New Zealand is much more conscious of cost effectiveness than the US when providing health care. As interpreter services grow, they will compete for budget from other health services and be prioritised according to cost benefit. The cost and availability of interpreter services vary considerably from face-to-face interpreter, video interpreter, telephone interpreter, bilingual clinician or “free” ad hoc interpreter. We need the clinical skills to make decisions about which tools are adequate and cost-effective for the clinical situations we face.29 Insisting on always using a face-to-face interpreter, or banning bilingual clinicians from using their language skills unless certified, may be essential for the most complex consultations, but if clinicians hone the clinical skill of judging the quality of communication, the benefits of using family members and speaking directly to patients may be available without the risks.

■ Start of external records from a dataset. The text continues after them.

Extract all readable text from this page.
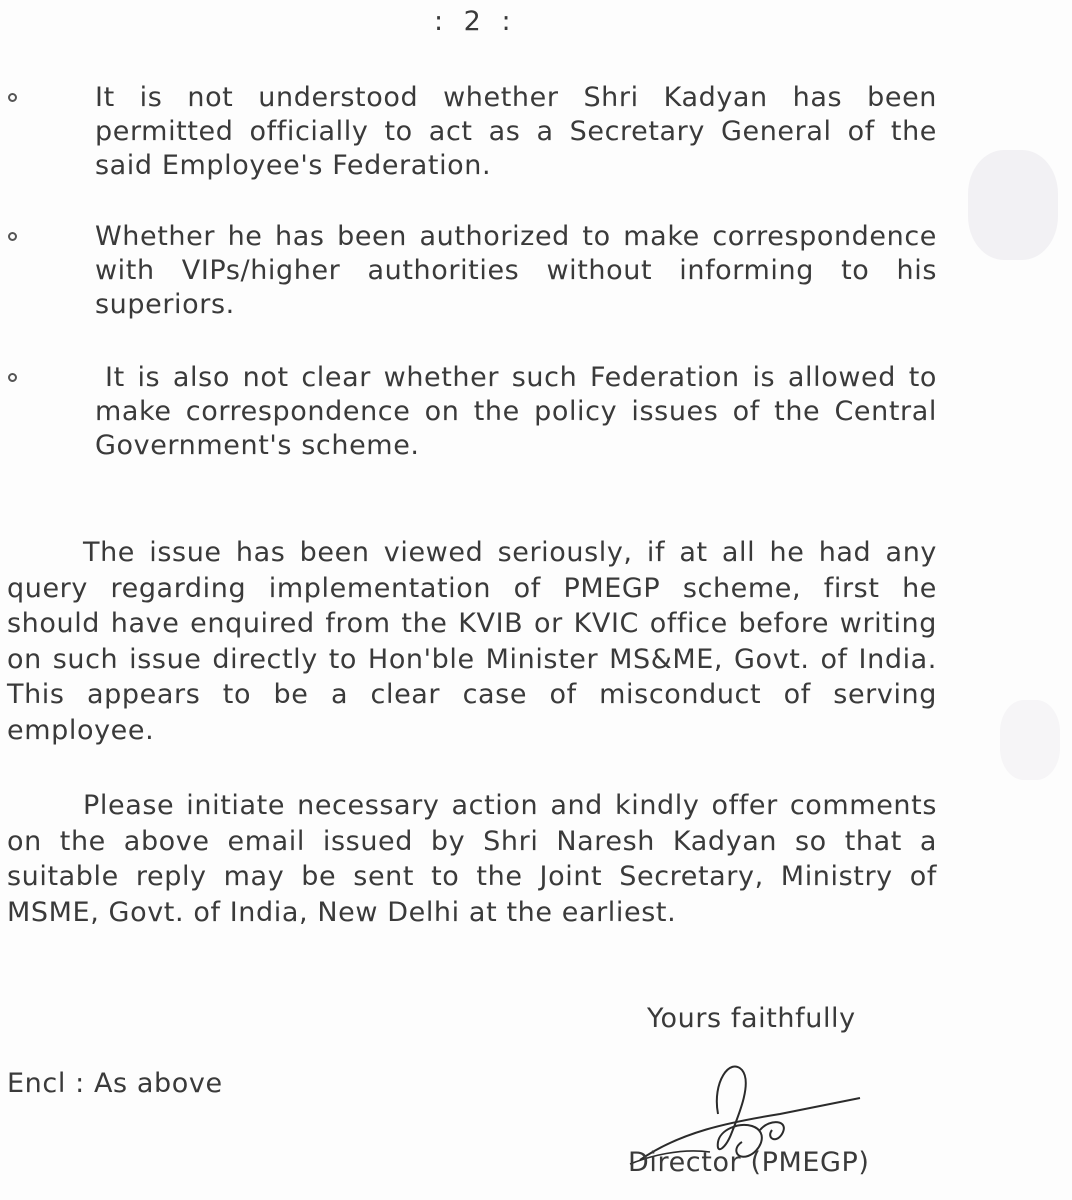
: 2 :
It is not understood whether Shri Kadyan has been permitted officially to act as a Secretary General of the said Employee's Federation.
Whether he has been authorized to make correspondence with VIPs/higher authorities without informing to his superiors.
It is also not clear whether such Federation is allowed to make correspondence on the policy issues of the Central Government's scheme.
The issue has been viewed seriously, if at all he had any query regarding implementation of PMEGP scheme, first he should have enquired from the KVIB or KVIC office before writing on such issue directly to Hon'ble Minister MS&ME, Govt. of India. This appears to be a clear case of misconduct of serving employee.
Please initiate necessary action and kindly offer comments on the above email issued by Shri Naresh Kadyan so that a suitable reply may be sent to the Joint Secretary, Ministry of MSME, Govt. of India, New Delhi at the earliest.
Yours faithfully
Encl : As above
Director (PMEGP)
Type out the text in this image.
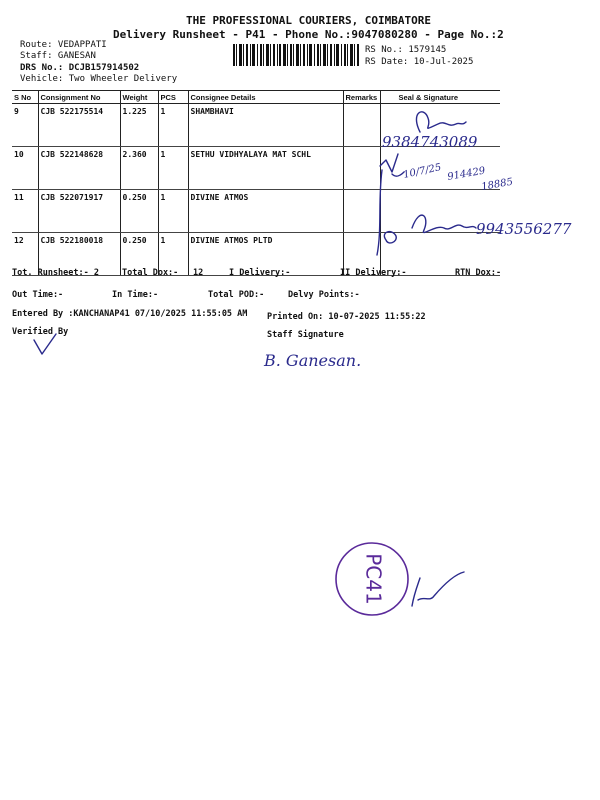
THE PROFESSIONAL COURIERS, COIMBATORE
Delivery Runsheet - P41 - Phone No.:9047080280 - Page No.:2
Route: VEDAPPATI
Staff: GANESAN
DRS No.: DCJB157914502
Vehicle: Two Wheeler Delivery
RS No.: 1579145
RS Date: 10-Jul-2025
S No	Consignment No	Weight	PCS	Consignee Details	Remarks	Seal & Signature
9	CJB 522175514	1.225	1	SHAMBHAVI		
10	CJB 522148628	2.360	1	SETHU VIDHYALAYA MAT SCHL		
11	CJB 522071917	0.250	1	DIVINE ATMOS		
12	CJB 522180018	0.250	1	DIVINE ATMOS PLTD		
Tot. Runsheet:- 2	Total Dox:- 12	I Delivery:-	II Delivery:-	RTN Dox:-
Out Time:-	In Time:-	Total POD:-	Delvy Points:-
Entered By :KANCHANAP41 07/10/2025 11:55:05 AM Printed On: 10-07-2025 11:55:22
Verified By	Staff Signature
9384743089
10/7/25 914429
18885
9943556277
B. Ganesan.
PC41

Cultural competency in medicine is not possible unless language differences are addressed effectively. Many disparities that appear to be based on cultural, socioeconomic, demographic and other differences can be reduced or eliminated with the use of qualified medical interpretation and translation in multilingual situations. The development of this precious resource varies from country to country around the world as most developed countries face increasingly diverse groups of immigrants and refugees as well as inclusion of more indigenous groups of patients. The US has been one of the leaders in this area since the 1980s. Countries like New Zealand are in different stages of development and on different pathways. Increased international collaboration may facilitate evolution of cost-effective inclusion of professional medical interpreters as part of multidisciplinary health care teams.